Das Buch kann auf eine sehr spezielle Geschichte zurückblicken. Am Anfang, im Jahr 1945, behinderten AnhängerInnen des Stalinismus seinen Erfolg. Doch die Ehrlichkeit und bestechende Qualität zeigte sich erst in guten, dann sogar schwärmerischen Rezensionen. Es folgte der weltweite Verkauf, der Orwell die Zeit und finanziellen Mittel einräumte, um sein letztes Werk, „1984“, fertigzustellen. Später wurde „Animal Farm“ vom CIA als äußerst fragwürdiges Propagandamittel gegen die Sowjetunion eingesetzt, der im Jahr 1954 einen Comic-Film daraus machen ließ. Die darin zur Geltung kommende Ansicht, dass die Revolution zwecklos ist, weil am Ende doch nur Diktaturen dabei herauskommen, wird auch heute noch häufig in Schulen kolportiert.

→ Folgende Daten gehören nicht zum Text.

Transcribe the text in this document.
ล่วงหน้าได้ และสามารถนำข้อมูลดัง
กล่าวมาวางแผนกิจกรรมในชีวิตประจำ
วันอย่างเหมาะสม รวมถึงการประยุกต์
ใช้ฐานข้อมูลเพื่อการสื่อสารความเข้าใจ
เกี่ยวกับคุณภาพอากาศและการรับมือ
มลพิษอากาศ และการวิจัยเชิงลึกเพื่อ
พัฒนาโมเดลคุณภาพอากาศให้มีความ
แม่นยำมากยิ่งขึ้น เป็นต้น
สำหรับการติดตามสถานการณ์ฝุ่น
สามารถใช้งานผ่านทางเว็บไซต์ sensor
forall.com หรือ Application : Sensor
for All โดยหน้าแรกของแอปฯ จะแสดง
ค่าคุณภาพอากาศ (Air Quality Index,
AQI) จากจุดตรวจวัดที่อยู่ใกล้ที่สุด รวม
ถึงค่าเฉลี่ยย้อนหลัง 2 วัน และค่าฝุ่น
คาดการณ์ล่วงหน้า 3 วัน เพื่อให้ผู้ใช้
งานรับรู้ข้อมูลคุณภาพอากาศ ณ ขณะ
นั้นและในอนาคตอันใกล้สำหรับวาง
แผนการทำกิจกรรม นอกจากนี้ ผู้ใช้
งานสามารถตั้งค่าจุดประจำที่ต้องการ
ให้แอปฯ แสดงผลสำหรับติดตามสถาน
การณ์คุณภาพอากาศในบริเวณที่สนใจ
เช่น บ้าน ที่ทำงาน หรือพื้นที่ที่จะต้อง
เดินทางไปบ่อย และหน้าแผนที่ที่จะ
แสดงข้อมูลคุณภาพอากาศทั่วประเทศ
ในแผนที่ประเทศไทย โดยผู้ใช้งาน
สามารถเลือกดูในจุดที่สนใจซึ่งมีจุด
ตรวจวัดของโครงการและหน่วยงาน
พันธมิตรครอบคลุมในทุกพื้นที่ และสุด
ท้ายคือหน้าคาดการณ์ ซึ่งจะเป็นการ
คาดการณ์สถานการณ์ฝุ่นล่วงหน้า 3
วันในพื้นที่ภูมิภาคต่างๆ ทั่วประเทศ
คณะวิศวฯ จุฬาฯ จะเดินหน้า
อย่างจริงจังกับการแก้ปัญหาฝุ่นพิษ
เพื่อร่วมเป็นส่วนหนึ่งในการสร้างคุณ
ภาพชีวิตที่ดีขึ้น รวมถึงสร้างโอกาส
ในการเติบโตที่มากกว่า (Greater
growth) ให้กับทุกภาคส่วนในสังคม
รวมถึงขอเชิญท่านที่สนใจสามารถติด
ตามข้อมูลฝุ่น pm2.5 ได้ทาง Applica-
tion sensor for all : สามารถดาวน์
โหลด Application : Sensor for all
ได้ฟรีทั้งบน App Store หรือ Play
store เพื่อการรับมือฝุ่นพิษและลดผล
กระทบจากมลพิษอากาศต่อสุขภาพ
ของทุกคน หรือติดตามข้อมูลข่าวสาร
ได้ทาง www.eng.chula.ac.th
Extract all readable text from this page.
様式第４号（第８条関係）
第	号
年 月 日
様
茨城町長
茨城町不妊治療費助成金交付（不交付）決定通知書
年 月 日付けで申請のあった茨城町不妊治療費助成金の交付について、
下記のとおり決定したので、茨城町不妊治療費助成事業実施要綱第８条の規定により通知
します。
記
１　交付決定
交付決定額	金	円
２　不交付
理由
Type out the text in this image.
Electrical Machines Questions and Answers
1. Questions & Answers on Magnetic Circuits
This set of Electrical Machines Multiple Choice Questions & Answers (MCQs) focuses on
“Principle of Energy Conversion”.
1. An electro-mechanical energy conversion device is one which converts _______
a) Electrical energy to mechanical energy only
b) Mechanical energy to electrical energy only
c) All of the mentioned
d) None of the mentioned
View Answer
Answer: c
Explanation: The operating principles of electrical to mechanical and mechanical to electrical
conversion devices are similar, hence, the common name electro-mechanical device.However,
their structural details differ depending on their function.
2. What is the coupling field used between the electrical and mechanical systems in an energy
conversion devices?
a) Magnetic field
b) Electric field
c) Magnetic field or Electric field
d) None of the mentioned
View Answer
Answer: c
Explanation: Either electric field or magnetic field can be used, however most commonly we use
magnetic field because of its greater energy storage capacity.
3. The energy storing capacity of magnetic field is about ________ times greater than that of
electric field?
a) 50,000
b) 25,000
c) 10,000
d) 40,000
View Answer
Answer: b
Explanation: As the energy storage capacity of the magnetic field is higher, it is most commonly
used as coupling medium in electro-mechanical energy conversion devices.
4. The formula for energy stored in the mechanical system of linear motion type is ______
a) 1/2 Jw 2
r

Nichts könnte der Sichtweise von Orwell ferner sein, als diese Position. Das Buch verteidigt an jeder Stelle den ursprünglichen Akt der Revolution sowie Boxer, den wahren Helden, der – wie die Menschen aus der Arbeiterschaft in allen Ländern der Welt die Quelle jedes Reichtums darstellen – zum Erfolg der „Farm der Tiere“ beiträgt. Die Tatsache, dass er ins Licht geführt und um diesen Reichtum betrogen wird, bis hin zu seinem grausamen Ende, ist eher eine Anklage gegen Napoleon als gegen Boxer.

Orwell selbst hat auf theoretischer Ebene zwar nie einen Zugang zur Degeneration der UdSSR gefunden. Jedoch war er ein prinzipienfester und aufrichtiger Demokrat und Sozialist. Und „Die Farm der Tiere“ steht für eine ehrliche und hervorragend geschriebene Allegorie auf den schrecklichen Verrat der Russischen Revolution durch eine Bande selbstverliebter und prinzipienloser Halsabschneider.